Now let us talk aliens. In this universe there are two types of the nasty buggers. Skidders are spider looking things that stand about seven feet tall and Mechs, bipedal mech droids that shoot lasers. The aliens don’t talk at all. There is also no attempt to communicate with them. This is a good move. If aliens did exist we would probably be too dumb for their own good and they would just take us in as pets. The alien special effects are quite good for a TV budget. The aliens are a blend of both CG and practical methods by using puppets. It is nice to know that the use of puppets is not dead. Although there are a few shots that look a bit off. The alien’s base that looks like a huge oilrig reminds me of the mother ship in District 9 the way that it looms in the background of multiple shots.

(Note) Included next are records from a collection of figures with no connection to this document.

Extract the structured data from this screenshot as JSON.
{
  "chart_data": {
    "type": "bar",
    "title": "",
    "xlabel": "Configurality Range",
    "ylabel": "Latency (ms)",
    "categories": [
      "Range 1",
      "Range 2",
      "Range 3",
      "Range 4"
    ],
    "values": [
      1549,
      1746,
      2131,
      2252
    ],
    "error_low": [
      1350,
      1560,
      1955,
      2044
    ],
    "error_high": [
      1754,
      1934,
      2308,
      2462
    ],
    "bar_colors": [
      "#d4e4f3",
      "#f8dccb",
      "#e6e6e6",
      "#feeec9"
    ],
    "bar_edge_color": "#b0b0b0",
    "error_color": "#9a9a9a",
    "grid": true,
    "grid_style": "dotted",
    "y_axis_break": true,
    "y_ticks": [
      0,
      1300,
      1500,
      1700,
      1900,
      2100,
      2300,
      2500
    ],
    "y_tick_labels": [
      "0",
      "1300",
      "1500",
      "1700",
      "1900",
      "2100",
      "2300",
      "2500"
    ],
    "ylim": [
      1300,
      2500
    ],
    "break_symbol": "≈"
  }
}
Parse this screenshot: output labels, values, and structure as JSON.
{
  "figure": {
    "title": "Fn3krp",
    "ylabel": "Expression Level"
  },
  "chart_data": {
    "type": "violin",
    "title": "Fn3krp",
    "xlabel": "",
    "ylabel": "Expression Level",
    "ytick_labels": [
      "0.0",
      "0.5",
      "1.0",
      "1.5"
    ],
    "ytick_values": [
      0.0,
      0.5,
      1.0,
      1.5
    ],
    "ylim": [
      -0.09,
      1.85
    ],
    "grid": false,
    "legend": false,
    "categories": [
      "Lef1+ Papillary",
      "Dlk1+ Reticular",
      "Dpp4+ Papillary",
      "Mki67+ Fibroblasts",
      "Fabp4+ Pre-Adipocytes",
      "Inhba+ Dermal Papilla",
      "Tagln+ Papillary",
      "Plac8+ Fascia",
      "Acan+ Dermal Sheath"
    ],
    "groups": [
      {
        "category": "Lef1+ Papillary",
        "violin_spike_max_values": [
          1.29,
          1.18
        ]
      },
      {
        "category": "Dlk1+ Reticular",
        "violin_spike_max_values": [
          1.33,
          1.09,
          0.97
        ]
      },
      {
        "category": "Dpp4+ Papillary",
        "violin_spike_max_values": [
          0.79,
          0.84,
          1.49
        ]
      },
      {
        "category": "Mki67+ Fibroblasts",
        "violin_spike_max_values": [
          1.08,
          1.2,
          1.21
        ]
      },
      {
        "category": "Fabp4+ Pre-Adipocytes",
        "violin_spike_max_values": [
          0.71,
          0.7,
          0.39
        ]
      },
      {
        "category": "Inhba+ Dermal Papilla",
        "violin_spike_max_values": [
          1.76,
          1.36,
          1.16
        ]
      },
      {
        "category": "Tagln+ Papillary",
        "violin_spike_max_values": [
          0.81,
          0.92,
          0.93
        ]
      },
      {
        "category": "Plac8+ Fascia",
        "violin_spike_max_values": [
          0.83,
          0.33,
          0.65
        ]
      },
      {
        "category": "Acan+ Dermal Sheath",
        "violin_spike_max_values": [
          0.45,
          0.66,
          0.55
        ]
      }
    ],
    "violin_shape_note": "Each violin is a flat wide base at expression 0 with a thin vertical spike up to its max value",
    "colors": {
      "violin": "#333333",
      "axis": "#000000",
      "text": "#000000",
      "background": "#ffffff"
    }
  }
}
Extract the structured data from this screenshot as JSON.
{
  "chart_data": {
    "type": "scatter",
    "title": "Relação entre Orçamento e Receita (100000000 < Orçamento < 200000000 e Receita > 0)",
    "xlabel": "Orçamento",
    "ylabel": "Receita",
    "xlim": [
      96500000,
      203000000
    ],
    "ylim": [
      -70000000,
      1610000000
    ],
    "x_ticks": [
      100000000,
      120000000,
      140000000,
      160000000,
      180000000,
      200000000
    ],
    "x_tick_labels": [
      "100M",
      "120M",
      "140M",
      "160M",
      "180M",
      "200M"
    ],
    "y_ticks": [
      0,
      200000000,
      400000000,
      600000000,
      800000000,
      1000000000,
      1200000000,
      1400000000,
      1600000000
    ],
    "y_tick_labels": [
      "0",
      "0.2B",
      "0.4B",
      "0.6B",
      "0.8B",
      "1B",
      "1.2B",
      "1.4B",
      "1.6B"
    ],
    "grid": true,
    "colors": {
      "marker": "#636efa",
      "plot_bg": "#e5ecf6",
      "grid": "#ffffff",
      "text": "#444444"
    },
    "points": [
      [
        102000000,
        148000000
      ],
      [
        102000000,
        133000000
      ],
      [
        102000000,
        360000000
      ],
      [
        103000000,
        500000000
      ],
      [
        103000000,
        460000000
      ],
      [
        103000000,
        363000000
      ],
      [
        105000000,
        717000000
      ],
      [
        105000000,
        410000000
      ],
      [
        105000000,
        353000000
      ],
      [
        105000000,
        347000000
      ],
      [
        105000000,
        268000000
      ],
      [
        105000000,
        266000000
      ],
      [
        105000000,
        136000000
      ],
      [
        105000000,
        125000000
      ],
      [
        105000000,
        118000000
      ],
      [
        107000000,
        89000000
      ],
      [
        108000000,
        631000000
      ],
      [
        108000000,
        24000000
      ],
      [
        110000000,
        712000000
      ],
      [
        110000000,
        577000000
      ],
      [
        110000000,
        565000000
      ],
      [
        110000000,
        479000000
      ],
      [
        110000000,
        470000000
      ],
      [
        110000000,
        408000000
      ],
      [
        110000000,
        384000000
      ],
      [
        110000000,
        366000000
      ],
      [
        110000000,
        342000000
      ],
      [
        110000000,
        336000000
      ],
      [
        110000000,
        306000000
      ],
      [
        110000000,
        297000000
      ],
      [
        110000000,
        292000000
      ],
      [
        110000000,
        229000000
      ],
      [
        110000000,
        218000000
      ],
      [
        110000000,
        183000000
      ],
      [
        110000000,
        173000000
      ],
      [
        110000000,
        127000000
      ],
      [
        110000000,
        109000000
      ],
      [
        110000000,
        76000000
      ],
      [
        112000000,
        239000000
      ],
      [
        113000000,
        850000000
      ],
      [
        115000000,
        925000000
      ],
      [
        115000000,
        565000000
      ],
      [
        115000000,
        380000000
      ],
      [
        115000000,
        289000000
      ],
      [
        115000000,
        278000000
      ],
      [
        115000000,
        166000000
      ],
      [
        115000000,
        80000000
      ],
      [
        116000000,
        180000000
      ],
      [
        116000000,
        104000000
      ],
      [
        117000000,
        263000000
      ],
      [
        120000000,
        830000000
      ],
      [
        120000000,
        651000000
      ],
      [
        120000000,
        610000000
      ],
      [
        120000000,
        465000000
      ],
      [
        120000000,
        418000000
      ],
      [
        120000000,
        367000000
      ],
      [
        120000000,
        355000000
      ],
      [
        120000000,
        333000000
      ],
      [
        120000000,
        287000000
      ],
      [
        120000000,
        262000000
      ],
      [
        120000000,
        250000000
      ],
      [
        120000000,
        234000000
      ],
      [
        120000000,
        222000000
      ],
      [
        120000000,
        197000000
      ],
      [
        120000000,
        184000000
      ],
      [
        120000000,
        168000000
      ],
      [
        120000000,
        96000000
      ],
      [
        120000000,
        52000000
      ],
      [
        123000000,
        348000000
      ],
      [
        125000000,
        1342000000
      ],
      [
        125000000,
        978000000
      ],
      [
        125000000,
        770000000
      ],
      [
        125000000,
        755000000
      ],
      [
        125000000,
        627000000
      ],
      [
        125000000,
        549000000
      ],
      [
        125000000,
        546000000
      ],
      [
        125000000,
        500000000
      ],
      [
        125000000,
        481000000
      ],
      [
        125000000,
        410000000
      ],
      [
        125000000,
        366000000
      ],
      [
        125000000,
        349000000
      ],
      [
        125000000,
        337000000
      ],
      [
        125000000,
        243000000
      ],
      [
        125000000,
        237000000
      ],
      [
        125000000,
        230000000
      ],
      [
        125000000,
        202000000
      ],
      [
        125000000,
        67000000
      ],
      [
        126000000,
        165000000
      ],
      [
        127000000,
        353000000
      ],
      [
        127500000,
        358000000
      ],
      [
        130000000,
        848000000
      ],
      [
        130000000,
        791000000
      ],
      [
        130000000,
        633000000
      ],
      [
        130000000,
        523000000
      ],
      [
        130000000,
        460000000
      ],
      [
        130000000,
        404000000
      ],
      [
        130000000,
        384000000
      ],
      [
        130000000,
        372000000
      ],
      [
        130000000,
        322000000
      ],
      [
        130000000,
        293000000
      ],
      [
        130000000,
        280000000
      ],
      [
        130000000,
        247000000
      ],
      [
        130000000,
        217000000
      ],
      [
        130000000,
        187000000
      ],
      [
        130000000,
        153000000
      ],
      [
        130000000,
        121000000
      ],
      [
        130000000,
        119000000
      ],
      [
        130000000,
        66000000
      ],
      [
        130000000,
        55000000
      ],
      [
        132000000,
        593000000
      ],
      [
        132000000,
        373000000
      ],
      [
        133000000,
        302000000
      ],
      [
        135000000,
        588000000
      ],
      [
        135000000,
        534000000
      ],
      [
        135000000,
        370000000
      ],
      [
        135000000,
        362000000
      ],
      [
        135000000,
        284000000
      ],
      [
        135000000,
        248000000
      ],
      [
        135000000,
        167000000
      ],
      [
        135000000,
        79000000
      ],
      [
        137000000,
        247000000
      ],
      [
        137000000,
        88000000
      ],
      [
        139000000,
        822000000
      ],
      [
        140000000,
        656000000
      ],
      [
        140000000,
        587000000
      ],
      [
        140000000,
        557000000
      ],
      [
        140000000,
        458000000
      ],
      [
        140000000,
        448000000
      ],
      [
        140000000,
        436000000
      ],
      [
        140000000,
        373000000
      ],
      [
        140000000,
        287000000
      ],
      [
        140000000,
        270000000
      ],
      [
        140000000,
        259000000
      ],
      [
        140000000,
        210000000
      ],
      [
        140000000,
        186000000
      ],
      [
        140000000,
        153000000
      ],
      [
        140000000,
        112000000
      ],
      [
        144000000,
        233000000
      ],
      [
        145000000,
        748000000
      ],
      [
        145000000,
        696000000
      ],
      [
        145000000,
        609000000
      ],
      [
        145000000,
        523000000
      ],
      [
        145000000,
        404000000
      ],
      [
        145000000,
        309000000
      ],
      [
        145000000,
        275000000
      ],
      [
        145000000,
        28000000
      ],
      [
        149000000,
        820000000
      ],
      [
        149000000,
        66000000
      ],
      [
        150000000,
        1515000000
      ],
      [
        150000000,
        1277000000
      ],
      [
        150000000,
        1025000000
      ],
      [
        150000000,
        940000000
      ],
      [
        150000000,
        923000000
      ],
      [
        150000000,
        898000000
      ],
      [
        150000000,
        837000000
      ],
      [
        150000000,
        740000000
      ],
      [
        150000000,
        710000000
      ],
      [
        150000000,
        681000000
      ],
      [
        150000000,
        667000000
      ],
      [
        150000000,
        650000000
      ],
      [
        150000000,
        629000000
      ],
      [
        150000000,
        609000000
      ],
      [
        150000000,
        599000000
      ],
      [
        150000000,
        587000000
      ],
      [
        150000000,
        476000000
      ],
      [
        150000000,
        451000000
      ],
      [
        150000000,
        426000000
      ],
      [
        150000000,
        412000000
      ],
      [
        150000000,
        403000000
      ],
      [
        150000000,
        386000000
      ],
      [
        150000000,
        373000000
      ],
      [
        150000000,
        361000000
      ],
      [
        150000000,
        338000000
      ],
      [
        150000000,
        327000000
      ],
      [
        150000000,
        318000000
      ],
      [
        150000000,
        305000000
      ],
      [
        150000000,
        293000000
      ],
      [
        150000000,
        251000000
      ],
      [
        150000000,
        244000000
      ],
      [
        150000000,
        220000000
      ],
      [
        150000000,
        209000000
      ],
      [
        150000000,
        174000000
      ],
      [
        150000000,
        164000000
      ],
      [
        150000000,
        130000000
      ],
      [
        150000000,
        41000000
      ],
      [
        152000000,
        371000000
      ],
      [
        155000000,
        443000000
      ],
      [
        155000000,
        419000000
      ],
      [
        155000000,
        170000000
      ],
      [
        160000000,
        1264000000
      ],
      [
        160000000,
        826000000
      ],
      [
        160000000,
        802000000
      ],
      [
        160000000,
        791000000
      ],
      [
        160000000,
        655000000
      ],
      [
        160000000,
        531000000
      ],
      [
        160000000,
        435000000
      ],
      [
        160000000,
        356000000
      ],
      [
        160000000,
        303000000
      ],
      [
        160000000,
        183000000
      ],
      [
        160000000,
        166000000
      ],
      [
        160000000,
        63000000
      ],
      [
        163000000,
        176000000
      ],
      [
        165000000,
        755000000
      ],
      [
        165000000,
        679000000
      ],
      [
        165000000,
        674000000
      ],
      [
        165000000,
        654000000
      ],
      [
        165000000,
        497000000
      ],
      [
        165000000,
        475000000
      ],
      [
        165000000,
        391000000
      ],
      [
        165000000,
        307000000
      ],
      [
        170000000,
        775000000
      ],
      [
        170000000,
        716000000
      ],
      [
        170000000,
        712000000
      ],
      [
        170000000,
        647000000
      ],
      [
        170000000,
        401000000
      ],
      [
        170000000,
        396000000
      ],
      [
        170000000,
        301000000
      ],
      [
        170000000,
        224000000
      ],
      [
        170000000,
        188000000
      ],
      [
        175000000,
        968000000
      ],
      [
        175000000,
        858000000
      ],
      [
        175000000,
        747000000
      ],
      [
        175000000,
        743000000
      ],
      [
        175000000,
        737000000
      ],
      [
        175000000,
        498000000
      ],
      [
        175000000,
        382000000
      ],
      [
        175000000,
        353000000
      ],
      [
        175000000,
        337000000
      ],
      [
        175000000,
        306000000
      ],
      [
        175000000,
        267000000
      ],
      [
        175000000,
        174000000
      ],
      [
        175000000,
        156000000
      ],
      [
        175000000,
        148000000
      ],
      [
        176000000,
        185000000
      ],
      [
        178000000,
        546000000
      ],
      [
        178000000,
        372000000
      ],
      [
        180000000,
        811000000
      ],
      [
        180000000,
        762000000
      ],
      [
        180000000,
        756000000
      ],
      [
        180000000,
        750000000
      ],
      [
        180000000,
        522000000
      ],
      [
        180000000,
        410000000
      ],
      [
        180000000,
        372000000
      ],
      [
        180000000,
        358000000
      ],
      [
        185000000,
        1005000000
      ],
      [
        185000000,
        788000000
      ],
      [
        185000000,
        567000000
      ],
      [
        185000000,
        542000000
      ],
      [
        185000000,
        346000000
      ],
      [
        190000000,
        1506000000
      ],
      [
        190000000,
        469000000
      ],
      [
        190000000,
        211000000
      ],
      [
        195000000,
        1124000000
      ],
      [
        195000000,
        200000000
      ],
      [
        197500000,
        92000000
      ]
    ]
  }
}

Now for a few complaints: For a post apocalyptic world that has been through a war there seem to be an incredible amount of intact structures. This is the cost of shooting on location in real neighborhoods I guess. Another problem I have is the character Captain Weaver (Will Patton). He acts like he got all of his military experience from watching too may war movies even though his character apparently has seen years of action. Weaver also has a moment when he states that there are, “Too many people.” And yes there are. This story would work better if there were fewer characters to deal with. There are a lot of extras in this show. This show has all the token extras, an old couple, pregnant lady, and annoying kids among many others.
The teenagers in the show act like just like teenagers. They think they know everything and find themselves in the kind of high school drama they need to define a normal social life in the humdrum existence they are in now. For a while I hoped this was not going to be a show with pretty teenagers looking off into the distance with a pensive stare. There was one of these shots but my worry about this was soon forgotten. There is one teen I have to mention. The 13-year-old Jimmy does not seem realistic one bit. Even if it is war time, with all the able bodied men around why would military officers allow a 13-year-old to carry a gun, be called a solider, and go on night missions?
Throughout this two hour pilot the story becomes less about the aliens and more about the human condition during a time of war. It is the “in” thing now to concentrate on the characters. We see the same plot lines that Lost had with two groups set against each other trying to protect them and their own, again, a borrowed plot from a show that worked well.
In conclusion Falling Skies feels like TNT’s version of the first few episodes of season three of Battlestar Galactica when the colonists were fighting the Cylons on New Caprica. The show over all has less of a Walking Dead or Battlestar Galactica vibe but rather is more along the lines of Stargate Universe. This first season has a 10-episode arc. This means that it will be a lean enough story without the fat of a twenty-four-episode season. I know how long seasons annoy Ben. It does me too. This show is a pretty good something to watch over the summer without feeling like you have to commit too hard. Over all I look forward to next weeks episode and to see how this show grows. I give Falling Skies four out of five stars.